BioNTech SE has acquired PhagoMed GmbH! PhagoMed is a Vienna, Austria-based phage lysin and phage therapy company. The partnership of PhagoMed with BioNTech will further advance the synthetic lysin technology (LysinBuilder).

NewsPhage company

Maria Loose (Justus-Liebig University Giessen, Germany) and colleagues published a new paper in Antibiotics showing natural bred ε2-phages have improved host range and virulence against uropathogenic Escherichia coli over their ancestor phages. The authors isolated phages and conducted experiments to increase the phage host range and virulence.

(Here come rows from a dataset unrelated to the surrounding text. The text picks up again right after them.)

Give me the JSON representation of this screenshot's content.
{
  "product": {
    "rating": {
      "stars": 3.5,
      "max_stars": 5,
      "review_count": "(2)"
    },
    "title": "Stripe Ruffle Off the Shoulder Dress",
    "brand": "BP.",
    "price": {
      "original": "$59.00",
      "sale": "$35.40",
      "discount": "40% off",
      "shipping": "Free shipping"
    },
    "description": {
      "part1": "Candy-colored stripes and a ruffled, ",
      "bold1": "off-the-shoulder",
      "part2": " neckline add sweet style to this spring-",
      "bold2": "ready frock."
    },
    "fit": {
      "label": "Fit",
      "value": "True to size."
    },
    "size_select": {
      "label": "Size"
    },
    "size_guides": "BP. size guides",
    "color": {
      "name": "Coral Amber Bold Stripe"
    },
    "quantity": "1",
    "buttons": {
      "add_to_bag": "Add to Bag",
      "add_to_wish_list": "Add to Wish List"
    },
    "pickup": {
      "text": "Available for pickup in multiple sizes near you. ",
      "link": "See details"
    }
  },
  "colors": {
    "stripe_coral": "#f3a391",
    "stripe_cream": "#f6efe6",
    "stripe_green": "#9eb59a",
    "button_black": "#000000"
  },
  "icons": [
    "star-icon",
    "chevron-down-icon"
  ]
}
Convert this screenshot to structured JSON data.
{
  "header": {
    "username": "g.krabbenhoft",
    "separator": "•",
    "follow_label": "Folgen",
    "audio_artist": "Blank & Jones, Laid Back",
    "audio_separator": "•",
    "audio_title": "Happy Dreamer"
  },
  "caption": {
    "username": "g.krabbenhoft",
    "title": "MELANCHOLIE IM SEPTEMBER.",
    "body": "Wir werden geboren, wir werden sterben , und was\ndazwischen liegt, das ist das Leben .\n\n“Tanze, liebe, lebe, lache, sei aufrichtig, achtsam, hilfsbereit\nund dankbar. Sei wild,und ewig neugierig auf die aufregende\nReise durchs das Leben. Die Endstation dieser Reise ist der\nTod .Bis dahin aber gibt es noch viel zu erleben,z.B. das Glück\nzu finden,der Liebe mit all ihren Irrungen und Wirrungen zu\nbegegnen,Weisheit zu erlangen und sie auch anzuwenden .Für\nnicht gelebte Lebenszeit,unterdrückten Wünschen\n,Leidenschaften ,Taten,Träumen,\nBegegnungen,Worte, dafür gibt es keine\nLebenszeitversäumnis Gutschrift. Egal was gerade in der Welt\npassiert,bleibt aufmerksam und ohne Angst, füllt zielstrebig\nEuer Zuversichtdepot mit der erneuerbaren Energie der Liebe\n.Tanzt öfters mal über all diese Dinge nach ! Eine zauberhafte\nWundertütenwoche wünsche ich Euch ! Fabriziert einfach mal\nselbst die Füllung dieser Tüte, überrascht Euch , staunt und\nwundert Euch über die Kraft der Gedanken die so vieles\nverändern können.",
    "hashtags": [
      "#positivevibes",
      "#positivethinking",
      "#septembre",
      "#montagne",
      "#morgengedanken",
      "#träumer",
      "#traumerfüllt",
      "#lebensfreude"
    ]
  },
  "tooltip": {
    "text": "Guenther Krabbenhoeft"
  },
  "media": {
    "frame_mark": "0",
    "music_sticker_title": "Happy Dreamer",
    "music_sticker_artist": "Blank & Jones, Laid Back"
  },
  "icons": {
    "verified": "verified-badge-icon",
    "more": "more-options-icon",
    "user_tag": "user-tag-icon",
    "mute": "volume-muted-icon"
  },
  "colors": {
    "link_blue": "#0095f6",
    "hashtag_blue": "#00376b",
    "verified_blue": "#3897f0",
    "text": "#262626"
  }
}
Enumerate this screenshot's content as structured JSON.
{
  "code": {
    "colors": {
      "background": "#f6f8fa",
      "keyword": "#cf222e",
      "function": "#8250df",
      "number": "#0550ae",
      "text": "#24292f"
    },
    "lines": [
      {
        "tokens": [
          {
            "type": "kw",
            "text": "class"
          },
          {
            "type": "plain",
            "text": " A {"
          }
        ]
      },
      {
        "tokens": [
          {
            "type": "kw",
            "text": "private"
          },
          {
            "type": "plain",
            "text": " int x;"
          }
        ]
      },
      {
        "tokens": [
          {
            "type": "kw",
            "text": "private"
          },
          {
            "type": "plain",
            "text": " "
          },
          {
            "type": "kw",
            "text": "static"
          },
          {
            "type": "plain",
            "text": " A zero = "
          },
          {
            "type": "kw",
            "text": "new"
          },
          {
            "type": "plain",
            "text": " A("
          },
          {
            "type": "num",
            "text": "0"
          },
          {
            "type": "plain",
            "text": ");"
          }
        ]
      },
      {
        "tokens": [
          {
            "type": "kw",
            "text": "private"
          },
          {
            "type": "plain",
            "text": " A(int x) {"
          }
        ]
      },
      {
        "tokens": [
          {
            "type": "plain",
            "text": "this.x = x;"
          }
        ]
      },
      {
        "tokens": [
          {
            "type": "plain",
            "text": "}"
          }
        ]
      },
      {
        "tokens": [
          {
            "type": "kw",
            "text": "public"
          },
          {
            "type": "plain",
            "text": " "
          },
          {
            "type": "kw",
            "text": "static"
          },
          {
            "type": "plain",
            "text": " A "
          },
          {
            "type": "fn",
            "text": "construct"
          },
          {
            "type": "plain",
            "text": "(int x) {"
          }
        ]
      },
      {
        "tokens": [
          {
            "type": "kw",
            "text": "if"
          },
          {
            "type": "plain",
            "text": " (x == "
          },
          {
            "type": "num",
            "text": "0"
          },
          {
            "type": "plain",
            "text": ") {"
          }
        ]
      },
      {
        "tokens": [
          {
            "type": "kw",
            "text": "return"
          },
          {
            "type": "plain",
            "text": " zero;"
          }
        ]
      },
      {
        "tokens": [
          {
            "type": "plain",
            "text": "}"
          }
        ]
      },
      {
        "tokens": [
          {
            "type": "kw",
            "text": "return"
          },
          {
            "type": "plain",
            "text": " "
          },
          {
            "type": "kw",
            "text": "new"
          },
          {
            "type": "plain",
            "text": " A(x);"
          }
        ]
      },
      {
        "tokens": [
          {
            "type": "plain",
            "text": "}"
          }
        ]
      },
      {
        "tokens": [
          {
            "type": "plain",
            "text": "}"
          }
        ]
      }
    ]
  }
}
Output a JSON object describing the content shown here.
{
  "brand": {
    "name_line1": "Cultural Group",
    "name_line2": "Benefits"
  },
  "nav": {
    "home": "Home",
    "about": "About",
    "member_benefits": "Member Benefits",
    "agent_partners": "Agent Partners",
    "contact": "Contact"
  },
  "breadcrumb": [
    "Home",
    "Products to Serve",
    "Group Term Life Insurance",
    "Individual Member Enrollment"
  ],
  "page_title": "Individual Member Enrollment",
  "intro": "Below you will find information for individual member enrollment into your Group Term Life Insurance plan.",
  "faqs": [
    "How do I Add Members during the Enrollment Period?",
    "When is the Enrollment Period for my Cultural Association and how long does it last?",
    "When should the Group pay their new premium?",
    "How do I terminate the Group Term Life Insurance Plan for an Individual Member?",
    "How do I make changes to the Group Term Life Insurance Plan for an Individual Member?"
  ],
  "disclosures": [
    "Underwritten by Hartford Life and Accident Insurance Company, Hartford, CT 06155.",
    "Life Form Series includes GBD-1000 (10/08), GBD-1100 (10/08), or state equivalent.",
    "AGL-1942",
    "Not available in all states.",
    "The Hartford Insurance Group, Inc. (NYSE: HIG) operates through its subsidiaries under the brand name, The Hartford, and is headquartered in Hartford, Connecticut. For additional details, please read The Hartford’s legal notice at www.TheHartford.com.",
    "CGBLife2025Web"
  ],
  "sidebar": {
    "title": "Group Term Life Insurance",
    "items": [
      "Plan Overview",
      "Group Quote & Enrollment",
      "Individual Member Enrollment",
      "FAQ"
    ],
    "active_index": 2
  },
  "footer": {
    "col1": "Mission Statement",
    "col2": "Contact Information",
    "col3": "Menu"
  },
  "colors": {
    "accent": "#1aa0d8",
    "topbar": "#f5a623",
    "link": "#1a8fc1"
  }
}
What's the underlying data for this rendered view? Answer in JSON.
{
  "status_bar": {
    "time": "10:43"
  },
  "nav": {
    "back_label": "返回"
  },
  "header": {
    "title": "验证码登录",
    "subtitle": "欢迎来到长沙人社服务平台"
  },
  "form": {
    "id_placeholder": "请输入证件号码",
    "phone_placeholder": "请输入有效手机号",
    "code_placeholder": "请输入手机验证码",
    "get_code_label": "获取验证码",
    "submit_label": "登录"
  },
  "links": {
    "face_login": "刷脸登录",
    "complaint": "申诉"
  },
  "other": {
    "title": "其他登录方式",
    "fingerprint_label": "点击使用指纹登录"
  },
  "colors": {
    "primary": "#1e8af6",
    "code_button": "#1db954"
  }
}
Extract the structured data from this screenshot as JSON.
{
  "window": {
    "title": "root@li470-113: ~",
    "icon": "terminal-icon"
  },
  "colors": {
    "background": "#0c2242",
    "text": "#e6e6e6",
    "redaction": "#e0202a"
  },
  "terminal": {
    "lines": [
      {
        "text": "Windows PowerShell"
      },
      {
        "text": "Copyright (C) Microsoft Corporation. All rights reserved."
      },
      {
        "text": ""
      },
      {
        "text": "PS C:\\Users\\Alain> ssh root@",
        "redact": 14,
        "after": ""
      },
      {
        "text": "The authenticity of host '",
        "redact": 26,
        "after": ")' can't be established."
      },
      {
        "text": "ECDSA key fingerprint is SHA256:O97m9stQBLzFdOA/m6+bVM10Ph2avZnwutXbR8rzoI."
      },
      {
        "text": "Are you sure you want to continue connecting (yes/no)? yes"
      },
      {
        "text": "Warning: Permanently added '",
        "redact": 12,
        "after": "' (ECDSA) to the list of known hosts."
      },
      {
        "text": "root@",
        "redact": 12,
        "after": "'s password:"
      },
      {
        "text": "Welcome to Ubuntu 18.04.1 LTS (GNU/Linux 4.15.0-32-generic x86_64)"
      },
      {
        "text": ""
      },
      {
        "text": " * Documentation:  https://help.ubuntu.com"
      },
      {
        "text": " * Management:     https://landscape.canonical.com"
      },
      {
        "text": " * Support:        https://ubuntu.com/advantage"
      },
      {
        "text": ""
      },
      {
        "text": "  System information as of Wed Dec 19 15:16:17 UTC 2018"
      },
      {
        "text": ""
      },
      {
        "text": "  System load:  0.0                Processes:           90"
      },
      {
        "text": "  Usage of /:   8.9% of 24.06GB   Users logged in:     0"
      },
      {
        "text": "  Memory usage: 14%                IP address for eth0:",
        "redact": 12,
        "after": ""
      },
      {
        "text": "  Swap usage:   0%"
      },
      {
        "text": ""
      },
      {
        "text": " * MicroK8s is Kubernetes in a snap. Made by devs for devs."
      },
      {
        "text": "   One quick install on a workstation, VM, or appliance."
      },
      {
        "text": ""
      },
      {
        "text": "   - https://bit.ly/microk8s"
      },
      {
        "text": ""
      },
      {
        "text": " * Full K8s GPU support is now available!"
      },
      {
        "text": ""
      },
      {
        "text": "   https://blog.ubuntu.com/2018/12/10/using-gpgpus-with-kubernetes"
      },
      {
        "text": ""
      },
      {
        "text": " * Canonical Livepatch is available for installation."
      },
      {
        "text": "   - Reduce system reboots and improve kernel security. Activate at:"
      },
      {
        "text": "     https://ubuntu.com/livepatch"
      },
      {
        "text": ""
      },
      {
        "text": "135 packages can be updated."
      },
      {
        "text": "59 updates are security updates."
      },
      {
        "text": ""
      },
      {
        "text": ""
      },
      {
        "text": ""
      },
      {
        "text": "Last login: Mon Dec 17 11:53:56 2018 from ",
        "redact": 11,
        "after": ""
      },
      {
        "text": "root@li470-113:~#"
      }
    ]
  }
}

They found that phages were mosaics of their ancestors, with extensive recombinations.

Host rangeResearch paper

Sean Meaden (University of Exeter, UK) and colleagues published a new paper in Current Biology showing high viral abundance and low diversity are associated with increased CRISPR-Cas prevalence across microbial ecosystems.

CRISPR-Cas SystemResearch paper

Siân Owen (Harvard Medical School, USA) and colleagues published a new paper in Cell Host & Microbe showing prophages encode phage-defense systems with cognate self-immunity.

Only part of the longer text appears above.